Oldest is a spear point made c. 6,000 years ago, of copper mined near Lake Superior and evidence of advanced trade routes along the Ottawa River at the time.
The finely wrought point, gracefully softened by six centuries of patina, is in the technology section of the exhibition, though like everything in the show it could be in the largest section, titled Bridging. The years between the manufacture of the spear point and, say, the joint installation of photography and aerial video by father-and-son Jeff and Bear (Witness) Thomas, commissioned for the gallery’s launch, are bridged by common impulses — to adapt and survive in the world around us, even as that world has changed in many fundamental ways.
Art — in this case the art of the place now known as Ottawa — spans the centuries, races, cultures, genders, media and styles. In textiles, there are Anishinaabe artist Barry Ace’s five Hudson Bay blankets, bedecked with emblems of fire, beaver, canoes, the Thunderbird, all representing the Great Lakes and the waters that “for millennia . . .served as veins of travel, economy and recreation. . .” Another work in textile is more idiosyncratically personal. Michele Provost’s embroidery, titled Artist Statement, wryly reads “The art world is killing me,” over and over again. Does Provost’s characteristic acerbity echo to one floor up, in Pat Durr’s neon sculpture with its garishly glowing words “Culture Trash”?
Art leaves much interpretation to the discretion of the viewer — finding your own way to revelation is one of the great gifts of art. Photographs in the exhibition include an allegorical self-portrait by Meryl McMaster, in which she has bee-decked herself in a stovepipe hive of a hat, and an arrangement of aluminum-printed images by Leslie Reid, which may be a memorial to her father, or to an Ottawa airbase, or to the land, or to a way of life, or to all of the above.
Such works speak resonantly to the exhibition title, for we do all become stories, however we tell them of ourselves in the contexts of our culture, our families, our own experiences. We can feel the presence of Lynne Cohen in her room populated only by sparse furnishings and “trees” of hats, for the photograph sprung from her experience. We feel the latent angst of Max Dean in his tree-topped installation — his memorial — to this late mother.
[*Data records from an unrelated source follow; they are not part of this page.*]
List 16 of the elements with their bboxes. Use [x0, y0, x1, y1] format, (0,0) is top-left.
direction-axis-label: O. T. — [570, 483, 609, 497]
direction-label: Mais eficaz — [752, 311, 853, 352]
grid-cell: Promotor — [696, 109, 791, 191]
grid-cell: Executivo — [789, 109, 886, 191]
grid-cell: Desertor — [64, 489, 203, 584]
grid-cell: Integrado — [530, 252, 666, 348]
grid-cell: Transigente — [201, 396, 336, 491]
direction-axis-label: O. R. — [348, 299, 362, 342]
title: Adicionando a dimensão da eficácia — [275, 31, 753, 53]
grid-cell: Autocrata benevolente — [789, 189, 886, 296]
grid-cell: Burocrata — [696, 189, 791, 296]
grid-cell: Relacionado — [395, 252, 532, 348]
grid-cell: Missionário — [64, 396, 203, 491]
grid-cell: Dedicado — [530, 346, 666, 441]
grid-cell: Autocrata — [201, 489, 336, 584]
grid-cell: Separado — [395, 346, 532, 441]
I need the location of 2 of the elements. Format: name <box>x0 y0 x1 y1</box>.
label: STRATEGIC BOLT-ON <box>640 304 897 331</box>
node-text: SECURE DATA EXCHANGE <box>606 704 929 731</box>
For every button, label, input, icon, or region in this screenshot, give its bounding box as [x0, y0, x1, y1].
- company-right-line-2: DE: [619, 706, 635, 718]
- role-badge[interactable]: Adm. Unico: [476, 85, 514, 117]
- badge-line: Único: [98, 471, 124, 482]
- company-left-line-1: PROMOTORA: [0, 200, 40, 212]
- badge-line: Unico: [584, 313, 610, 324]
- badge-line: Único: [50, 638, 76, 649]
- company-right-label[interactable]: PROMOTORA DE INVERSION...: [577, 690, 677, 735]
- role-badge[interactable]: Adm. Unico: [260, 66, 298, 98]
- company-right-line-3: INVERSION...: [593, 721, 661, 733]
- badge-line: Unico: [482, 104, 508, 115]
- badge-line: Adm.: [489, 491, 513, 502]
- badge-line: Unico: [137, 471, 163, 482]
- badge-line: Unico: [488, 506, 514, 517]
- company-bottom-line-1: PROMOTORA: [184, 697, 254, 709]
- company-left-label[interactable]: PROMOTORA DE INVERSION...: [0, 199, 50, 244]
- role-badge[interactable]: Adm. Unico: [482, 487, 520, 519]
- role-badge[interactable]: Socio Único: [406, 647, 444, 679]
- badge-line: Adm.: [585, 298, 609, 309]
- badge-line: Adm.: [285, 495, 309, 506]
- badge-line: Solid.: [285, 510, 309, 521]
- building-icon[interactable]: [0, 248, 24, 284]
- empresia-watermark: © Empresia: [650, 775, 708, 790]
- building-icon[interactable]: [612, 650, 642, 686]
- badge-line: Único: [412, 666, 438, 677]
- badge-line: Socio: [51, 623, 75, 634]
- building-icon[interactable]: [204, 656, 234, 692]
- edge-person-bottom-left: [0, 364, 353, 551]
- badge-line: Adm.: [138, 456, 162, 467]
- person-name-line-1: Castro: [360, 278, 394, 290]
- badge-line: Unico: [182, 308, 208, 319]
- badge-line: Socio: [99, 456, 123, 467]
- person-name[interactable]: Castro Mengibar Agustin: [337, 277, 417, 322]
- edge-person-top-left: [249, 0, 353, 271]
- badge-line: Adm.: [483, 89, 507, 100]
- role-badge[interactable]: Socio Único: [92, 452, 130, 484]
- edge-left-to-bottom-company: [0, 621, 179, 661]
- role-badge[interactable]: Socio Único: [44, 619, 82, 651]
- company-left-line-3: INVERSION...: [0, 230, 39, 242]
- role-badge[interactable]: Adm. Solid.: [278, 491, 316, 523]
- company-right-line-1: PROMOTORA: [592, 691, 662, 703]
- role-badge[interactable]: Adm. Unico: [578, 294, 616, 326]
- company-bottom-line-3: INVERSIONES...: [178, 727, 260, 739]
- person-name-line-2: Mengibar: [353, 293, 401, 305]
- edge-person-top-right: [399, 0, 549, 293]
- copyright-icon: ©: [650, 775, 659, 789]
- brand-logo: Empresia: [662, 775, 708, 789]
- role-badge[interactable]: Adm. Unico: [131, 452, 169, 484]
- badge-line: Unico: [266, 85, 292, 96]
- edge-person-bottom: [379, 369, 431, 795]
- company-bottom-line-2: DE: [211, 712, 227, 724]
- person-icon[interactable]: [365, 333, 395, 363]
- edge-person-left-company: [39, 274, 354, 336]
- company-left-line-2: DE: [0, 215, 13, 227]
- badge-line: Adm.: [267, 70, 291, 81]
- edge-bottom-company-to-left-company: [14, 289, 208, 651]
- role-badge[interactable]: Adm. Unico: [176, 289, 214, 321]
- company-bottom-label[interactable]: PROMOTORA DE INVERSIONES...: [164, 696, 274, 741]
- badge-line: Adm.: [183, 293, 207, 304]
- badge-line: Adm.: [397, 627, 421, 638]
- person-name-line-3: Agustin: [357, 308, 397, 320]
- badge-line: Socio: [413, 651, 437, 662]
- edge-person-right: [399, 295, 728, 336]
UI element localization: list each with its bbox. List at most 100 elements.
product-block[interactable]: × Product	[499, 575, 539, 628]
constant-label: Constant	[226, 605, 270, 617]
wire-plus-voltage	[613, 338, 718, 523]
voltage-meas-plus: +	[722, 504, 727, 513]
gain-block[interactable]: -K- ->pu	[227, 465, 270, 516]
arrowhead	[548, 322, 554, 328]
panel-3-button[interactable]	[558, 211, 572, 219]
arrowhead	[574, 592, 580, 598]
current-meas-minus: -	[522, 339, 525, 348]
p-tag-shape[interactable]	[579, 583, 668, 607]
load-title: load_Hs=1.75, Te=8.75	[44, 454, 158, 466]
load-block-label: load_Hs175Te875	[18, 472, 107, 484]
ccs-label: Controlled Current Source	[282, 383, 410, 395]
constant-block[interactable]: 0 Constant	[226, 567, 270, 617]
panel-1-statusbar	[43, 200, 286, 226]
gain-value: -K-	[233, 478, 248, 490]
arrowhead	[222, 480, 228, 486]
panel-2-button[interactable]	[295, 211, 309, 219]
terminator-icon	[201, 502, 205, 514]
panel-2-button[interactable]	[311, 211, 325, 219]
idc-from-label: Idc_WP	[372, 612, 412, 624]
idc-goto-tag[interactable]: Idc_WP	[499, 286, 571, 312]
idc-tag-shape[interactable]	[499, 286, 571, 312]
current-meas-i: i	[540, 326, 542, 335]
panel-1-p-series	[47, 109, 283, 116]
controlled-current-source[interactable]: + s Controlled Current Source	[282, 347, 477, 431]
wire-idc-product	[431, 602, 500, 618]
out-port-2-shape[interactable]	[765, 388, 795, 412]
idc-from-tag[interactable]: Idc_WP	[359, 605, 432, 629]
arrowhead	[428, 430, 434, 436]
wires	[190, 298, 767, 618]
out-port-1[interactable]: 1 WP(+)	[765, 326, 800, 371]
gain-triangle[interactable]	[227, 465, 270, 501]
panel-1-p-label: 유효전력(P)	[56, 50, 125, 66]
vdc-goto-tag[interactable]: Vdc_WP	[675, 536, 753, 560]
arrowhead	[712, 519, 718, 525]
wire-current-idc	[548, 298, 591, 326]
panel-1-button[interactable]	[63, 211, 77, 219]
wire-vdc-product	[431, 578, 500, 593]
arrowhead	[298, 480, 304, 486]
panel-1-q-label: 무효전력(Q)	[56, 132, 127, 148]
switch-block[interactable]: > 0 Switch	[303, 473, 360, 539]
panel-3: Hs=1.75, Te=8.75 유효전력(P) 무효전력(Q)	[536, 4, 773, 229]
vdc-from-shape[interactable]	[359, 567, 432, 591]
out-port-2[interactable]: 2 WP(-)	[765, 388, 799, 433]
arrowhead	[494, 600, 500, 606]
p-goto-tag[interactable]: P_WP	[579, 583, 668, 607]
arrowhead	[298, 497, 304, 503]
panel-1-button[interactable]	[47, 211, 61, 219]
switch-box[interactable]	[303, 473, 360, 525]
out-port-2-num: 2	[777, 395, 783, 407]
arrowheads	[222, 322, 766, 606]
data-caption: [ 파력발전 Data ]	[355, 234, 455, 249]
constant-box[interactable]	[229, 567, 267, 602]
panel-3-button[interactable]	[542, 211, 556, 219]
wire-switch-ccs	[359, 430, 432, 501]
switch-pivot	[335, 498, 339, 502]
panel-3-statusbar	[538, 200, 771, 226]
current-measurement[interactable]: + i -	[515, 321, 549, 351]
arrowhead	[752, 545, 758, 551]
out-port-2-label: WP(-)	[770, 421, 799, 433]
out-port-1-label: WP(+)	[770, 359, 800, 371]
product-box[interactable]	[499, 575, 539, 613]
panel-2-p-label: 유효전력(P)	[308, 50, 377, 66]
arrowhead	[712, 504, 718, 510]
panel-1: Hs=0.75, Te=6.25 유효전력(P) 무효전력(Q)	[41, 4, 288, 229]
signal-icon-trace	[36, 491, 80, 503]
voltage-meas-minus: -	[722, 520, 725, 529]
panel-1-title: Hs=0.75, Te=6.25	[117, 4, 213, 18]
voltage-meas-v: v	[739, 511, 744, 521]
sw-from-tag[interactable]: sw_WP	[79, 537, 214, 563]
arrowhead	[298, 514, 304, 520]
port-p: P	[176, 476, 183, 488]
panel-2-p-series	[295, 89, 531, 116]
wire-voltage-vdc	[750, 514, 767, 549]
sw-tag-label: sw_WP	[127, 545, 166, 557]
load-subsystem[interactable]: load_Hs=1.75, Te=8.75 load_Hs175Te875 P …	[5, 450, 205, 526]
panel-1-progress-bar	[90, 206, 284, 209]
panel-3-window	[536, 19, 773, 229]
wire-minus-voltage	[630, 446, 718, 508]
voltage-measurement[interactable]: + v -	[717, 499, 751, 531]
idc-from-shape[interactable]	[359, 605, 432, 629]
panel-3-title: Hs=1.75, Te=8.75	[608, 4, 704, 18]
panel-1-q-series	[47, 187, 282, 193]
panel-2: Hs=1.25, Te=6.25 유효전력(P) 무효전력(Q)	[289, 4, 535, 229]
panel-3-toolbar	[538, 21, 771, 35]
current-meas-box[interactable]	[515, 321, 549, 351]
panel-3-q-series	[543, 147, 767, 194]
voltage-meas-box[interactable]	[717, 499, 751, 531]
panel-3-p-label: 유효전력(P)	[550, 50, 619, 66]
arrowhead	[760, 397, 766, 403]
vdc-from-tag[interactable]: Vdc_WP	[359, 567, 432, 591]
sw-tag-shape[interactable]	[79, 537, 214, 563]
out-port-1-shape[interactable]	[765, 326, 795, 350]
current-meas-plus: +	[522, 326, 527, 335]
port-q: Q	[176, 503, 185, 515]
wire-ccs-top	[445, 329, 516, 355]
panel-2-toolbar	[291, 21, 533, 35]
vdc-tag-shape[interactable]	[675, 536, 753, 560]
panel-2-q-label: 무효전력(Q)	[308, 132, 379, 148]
We feel the history in Greg Hill’s Cereal Box Canoe, in Annie Pootoogook’s simple and influential domestic scene of the far north.
We’ll All Become Stories is our story, the story of Ottawa and the people in it, and the people who were on this land before there was a city, before “Ottawa” was a word.
On a recent Sunday afternoon the gallery was crowded with people, admiring the architecture, strolling the exhibition spaces, supping in the new café. This is a building that we all can use, a gallery that we can all be proud of. After decades of lobbying, our cultural ambition has, finally, seen the light.